Le rachat d'UGC par Bolloré : Nouvel espoir ou risque pour le cinéma français ?

Ce mardi 2 septembre le groupe Canal + a annoncé le début des négociations pour un potentiel rachat de la chaîne de cinéma UGC. Cette annonce bouscule le monde du cinéma tant elle intervient dans un contexte difficile pour les salles de cinéma qui, on le sait, peinent à attirer leur public notamment depuis la pandémie du Covid-19. L’année 2025 marque cette baisse de fréquentation comme le recense le CNC au mois de juin 2025 : 10,85 millions d’entrées contre 14,14 millions en juin 2024 soit un déclin de plus de 23% par rapport à l’année précédente. Cette désertion des salles de cinéma s’accompagne également de l’essor des plateformes de streaming, de VOD ou encore du prix des billets qui freinent d’autant plus le public. Le cinéma français se trouve donc en position de faiblesse et réclame des solutions pour sauver leur secteur d’activité.
Appartenir au groupe Canal + est il la solution divine ? La question divise. D’un côté le bien fait économique de ce rachat permettrait à UGC de sortir la tête de l’eau. Toutefois les conséquences culturelles de cette décision doivent être soulevées pour comprendre pourquoi ces négociations sont importantes pour l’avenir du cinéma français.
Canal + garant d’une nouvelle sécurité économique pour UGC
Rappelons que l’entreprise UGC possède le troisième plus grand réseau de cinéma en France ce qui représente près de 50 cinémas et qu’elle est l’une des plus grandes entreprises cinématographiques. L’enseigne est présente dans la distribution mais aussi dans la production de nombreux films. Notamment derrière l’entreprise Pathé, récemment rachetée par le milliardaire Rodolphe Saadé, UGC se doit donc de peser parmi la concurrence afin de ne pas se mettre en péril et d'entraîner dans sa chute ses salles, des emplois, ou encore de nombreux producteurs cinématographiques.
Dès lors, la prise de participation de 34% par le groupe Canal + avant un éventuel rachat complet de l’entreprise UGC d’ici 2028 lui permettrait de bénéficier du catalogue de Canal + qui pourrait être profitable aux producteurs de films français. En effet, Canal + est aujourd'hui l’un des plus grands acteurs du cinéma et du divertissement. Par ailleurs, son studio de production et de distribution est le premier studio de cinéma et de télévision européen. Quoi de mieux pour séduire les producteurs français ? Cela apparaît effectivement comme une proposition alléchante qui mettrait UGC sur le devant de la scène en le rendant d’autant plus attractif en France mais aussi à l’international.

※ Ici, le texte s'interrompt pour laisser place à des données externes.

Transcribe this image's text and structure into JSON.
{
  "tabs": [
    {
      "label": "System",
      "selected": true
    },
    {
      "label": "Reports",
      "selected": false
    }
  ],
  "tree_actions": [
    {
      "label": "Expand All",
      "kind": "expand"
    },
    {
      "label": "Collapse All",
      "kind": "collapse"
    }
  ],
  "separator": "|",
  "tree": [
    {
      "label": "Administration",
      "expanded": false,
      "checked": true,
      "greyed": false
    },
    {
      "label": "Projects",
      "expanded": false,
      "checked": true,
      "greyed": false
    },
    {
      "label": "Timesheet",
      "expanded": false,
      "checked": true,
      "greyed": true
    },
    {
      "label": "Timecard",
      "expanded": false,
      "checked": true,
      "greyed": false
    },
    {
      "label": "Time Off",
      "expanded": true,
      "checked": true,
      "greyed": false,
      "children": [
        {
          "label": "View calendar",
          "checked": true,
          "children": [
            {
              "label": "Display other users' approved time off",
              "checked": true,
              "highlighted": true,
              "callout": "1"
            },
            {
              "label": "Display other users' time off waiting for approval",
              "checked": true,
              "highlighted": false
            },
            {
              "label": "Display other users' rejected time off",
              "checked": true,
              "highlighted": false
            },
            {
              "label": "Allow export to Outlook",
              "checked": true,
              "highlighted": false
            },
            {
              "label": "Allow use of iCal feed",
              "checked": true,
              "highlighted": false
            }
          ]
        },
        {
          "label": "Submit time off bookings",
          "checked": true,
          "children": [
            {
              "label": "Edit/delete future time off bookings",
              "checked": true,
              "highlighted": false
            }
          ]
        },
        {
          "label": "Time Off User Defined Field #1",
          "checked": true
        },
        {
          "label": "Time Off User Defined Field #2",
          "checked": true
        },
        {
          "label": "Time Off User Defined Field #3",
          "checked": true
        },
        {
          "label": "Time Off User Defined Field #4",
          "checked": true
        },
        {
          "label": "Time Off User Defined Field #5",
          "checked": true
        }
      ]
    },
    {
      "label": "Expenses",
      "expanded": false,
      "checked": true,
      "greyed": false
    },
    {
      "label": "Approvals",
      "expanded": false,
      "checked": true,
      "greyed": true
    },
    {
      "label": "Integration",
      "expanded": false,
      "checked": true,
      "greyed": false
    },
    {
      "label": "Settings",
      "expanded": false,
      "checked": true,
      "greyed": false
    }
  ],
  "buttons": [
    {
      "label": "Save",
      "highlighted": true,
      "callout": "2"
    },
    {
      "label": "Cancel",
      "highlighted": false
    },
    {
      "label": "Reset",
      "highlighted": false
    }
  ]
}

Ces négociations semblent donc redonner de l’espoir à une partie du cinéma français car l’investissement d’un milliardaire dans ce domaine peut être perçu comme gage de confiance économique pour le secteur. Les cinémas trouvent donc à travers cette solution une main à saisir.
Il n'empêche que ce scénario mérite d'être nuancé notamment au sujet de ses conséquences culturelles.
Un achat risqué pour le monde du cinéma français
La satisfaction de ces négociations ressentie par le cinéma français demeure toutefois nuancée. En effet, la crainte majeure reste celle d’une baisse de diversité dans les films produits et distribués par la chaîne UGC. Cette concentration de pouvoir à toutes les échelles de production de films peut, in fine, rendre difficile pour les plus petits producteurs, souvent indépendants, de voir leur film apparaître sur grand écran. L’entreprise pourrait miser sur les films à succès avec des budgets importants laissant ainsi de côté des films à moindre coûts qui enregistrent moins d’entrées en salle.
Autre crainte, celle d’une mise à mal de la concurrence. Ce rachat permettrait à l’entreprise Canal + de concentrer toutes les étapes de production sous son aile. Canal + associé à UGC rendrait donc la concurrence extrêmement difficile voire impossible puisque les deux entreprises seraient en mesure d’écraser leurs concurrents. Les autres entreprises comme Pathé par exemple redoutent donc cette éventualité. Ainsi ce pourrait être encore une fois la diversité qui en serait impactée.
Par ailleurs, il semble important de soulever les risques de dérives idéologiques de ce rachat. Les positions politiques (extrême droite) de Vincent Bolloré sont bien connues. Ainsi, il ne semble pas impossible d’imaginer que certains films ne soient plus privilégiés dans le catalogue de production et de distribution de l’entreprise du milliardaire.
Plus simplement, le fait qu’une des plus grande partie du secteur culturel français soit détenu par une même personne aux tendances politiques quelque peu douteuses peut questionner l’avenir du cinéma dans sa diversité, sa liberté ou dans ses thèmes abordés.